Quantencomputer könnten Verschlüsselungsverfahren, die heute weit verbreitet sind, künftig brechen. Das ist insbesondere für kritische digitale Infrastrukturen wie den Zahlungsverkehr, digitale Identitäten, Mobilfunknetze, IoT-Anwendungen und staatliche Infrastrukturen eine große Herausforderung. Werden bestehende Verschlüsselungen angreifbar, könnten Zahlungen manipuliert, vertrauliche Kommunikation entschlüsselt oder digitale Identitäten kompromittiert werden.
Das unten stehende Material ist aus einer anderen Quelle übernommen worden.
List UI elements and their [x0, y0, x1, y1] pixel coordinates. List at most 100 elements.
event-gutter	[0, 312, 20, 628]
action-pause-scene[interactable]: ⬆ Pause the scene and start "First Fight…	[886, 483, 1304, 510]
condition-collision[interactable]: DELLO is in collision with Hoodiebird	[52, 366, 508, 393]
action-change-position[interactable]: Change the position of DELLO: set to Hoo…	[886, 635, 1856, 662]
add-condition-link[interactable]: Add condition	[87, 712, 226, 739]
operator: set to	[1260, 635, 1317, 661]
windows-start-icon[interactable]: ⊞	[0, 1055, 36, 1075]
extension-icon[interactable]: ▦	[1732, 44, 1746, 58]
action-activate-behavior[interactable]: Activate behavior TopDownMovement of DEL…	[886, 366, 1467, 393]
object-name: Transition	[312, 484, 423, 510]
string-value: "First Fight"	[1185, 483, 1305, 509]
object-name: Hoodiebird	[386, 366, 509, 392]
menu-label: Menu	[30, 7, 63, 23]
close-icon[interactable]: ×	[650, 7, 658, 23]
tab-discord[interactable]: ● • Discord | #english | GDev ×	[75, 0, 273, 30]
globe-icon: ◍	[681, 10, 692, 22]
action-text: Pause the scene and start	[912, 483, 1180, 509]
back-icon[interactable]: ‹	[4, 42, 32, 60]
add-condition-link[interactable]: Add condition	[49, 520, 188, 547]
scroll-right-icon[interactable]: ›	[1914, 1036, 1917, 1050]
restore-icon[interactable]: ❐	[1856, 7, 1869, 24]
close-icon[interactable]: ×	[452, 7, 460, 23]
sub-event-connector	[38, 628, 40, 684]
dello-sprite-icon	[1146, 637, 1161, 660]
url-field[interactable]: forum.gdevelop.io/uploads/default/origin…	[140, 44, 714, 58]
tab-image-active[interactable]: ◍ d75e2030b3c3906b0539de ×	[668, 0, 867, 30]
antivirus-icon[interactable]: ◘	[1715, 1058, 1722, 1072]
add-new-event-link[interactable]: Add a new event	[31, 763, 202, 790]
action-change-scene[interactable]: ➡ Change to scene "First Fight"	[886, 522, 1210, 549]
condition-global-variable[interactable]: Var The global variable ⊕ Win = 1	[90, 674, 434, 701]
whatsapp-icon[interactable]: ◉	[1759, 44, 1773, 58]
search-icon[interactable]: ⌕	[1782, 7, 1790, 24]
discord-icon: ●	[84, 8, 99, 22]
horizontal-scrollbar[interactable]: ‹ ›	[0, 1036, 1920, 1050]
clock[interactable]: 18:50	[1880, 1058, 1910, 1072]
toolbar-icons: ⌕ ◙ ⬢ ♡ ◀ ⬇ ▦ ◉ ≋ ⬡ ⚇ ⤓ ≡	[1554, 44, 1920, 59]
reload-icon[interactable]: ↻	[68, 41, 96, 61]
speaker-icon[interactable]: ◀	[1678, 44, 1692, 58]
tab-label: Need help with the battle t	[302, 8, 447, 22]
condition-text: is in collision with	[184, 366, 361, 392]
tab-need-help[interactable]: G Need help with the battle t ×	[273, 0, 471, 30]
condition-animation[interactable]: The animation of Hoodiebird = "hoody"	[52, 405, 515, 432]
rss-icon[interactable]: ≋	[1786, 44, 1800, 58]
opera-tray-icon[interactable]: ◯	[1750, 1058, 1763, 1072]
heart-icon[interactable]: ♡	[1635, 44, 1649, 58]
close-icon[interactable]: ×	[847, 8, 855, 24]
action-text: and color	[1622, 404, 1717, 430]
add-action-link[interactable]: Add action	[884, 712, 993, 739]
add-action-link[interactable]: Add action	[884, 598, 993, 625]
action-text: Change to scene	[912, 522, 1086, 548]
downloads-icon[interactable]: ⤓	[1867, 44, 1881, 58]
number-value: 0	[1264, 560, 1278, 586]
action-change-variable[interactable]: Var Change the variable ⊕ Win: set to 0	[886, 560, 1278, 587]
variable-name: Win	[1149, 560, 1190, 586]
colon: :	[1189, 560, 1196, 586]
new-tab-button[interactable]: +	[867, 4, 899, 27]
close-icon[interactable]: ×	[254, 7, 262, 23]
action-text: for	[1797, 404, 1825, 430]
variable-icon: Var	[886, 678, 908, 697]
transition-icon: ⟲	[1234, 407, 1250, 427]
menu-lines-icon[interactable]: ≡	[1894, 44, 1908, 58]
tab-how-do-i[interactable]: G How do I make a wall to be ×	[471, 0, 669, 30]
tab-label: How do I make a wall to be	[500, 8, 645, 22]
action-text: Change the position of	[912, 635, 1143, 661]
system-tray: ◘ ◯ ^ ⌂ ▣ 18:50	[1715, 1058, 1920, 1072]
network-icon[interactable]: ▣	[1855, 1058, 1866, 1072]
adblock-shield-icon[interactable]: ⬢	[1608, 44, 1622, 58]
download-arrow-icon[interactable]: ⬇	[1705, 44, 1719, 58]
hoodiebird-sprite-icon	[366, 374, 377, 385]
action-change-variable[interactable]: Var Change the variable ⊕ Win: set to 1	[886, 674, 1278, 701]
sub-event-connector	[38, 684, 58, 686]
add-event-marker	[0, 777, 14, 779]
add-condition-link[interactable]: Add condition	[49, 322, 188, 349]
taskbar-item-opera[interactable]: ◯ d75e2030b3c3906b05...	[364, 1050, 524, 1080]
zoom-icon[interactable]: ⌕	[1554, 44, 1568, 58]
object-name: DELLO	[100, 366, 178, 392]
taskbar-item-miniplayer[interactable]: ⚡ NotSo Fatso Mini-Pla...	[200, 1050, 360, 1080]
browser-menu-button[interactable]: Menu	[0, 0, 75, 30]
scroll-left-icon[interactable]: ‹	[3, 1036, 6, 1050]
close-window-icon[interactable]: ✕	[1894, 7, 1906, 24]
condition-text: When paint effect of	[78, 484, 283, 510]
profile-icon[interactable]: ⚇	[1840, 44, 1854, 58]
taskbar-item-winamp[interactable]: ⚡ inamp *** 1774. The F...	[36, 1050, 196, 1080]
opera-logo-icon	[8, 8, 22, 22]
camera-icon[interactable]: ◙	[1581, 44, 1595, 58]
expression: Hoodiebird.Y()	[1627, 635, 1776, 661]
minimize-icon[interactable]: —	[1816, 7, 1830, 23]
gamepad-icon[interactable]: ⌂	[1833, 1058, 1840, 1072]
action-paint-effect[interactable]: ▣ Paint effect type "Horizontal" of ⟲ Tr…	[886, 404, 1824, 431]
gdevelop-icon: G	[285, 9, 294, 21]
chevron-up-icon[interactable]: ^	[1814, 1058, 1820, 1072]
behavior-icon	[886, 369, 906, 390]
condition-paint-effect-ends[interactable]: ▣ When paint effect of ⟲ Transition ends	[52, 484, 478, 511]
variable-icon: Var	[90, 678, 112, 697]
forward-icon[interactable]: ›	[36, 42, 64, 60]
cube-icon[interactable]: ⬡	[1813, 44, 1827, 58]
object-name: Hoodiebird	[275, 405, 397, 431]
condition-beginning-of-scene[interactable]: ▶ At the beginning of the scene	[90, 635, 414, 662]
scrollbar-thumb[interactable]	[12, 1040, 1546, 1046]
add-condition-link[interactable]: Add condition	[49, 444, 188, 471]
Deshalb ist die Entwicklung sogenannter Post-Quantum Cryptography (PQC) von großer Bedeutung: kryptografische Verfahren, die auch gegen Angriffe mit Quantencomputern sicher bleiben sollen. Da Quantencomputing lange als ferne Zukunftstechnologie galt, wurde auch sein Einfluss auf die Cybersicherheit bislang eher als Thema von übermorgen wahrgenommen. Doch inzwischen mehren sich die Anzeichen, dass wir PQC schon in einer näheren Zukunft benötigen werden. G+D erläutert die wichtigsten davon:
- Fortschritte der Quantenforschung. Neue wissenschaftliche Untersuchungen zeigen, dass für das Brechen heutiger Verschlüsselungsverfahren möglicherweise deutlich weniger leistungsfähige Quantencomputer erforderlich sind als bislang angenommen. Der Grund dafür sind Fortschritte in der Quantenforschung, die die technischen Anforderungen an die Systeme senken könnten.
- Massive Investitionen in Quantencomputing. Weltweit werden inzwischen Milliardenbeträge in die Entwicklung von Quantencomputing-Technologien investiert. Laut McKinsey haben sich die globalen Investitionen innerhalb nur eines Jahres versechsfacht. Dadurch schreitet die Entwicklung leistungsfähiger Quantencomputer rasant voran, marktfähige, innovative Teillösungen nehmen systematisch zu.
- Ambitionierte Zeitpläne von Technologiekonzernen. Unternehmen wie Google und Cloudflare haben ihre Migrationspläne konkretisiert und streben nun eine vollständige Umstellung auf PQC bis 2029 an. Damit orientieren sie sich deutlich früher als viele bisherige Branchen-Roadmaps, die eine breite Migration eher in der Mitte der 2030er Jahre verorteten.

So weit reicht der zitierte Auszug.